Just as the tourism sector is affected more than others by the current COVID-19 pandemic, vulnerable groups within the sector are among the hardest hit.
As laid down in the UNWTO Framework Convention on Tourism Ethics, the sector has a duty to promote the rights of the most vulnerable groups such as women, indigenous people and people with disabilities.
“Tourism activities should respect the equality of men and women; they should promote human rights and, more particularly, the individual rights of the most vulnerable groups, notably children, the elderly, persons with disabilities, ethnic minorities and indigenous peoples.”
UNWTO Framework Convention on Tourism Ethics
Article 5, paragraph 2
When we talk of designing sustainability into tourism recovery programs, we must acknowledge that sustainability cannot be achieved until all vulnerable groups are embraced fully into the new design.
UNWTO has developed the following measures in collaboration with relevant international, national and local partners to help governments and businesses craft an inclusive response to COVID-19, ensuring that no one is left behind.
COVID-19 & WOMEN IN TOURISM
As a sector with a majority female workforce worldwide (54%) and most women in low-skilled or informal work, women will feel the economic shock to tourism caused by COVID-19 quickest and hardest. These women must be included in immediate mitigation measures.

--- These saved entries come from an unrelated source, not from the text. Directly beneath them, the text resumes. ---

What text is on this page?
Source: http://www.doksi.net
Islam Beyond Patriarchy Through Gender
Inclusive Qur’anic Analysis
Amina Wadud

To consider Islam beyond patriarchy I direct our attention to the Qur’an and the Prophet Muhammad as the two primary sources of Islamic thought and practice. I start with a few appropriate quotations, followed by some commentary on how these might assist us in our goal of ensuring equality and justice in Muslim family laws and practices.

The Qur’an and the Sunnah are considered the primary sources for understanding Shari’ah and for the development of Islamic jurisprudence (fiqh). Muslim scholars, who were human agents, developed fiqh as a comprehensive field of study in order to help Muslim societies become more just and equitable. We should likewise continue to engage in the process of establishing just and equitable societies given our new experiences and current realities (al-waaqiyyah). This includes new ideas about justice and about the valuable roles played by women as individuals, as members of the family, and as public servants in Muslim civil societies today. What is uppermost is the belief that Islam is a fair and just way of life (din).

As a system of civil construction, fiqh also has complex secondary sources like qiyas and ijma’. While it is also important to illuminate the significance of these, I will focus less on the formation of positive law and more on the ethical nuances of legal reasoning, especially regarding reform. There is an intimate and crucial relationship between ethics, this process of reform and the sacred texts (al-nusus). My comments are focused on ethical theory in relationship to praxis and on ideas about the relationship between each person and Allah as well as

Looking ahead, the recovery of the sector presents a golden opportunity for tourism to build on the huge strides forward it has taken in women’s empowerment by reducing barriers to entry, elevating female employees recovery efforts, increasing protections and reporting how the effects of the pandemic are affecting men and women in tourism differently.
Aid for informal workers: Women’s employment in tourism is dominated by informality. The instability and lack of legal protections inherent to informal employment therefore leave women particularly exposed to the sharp downturn in tourism trade and receipts. Stimulus and aid packages must ensure that people in informal employment are eligible for relief and support measures to avoid adversely disadvantaging the female workforce.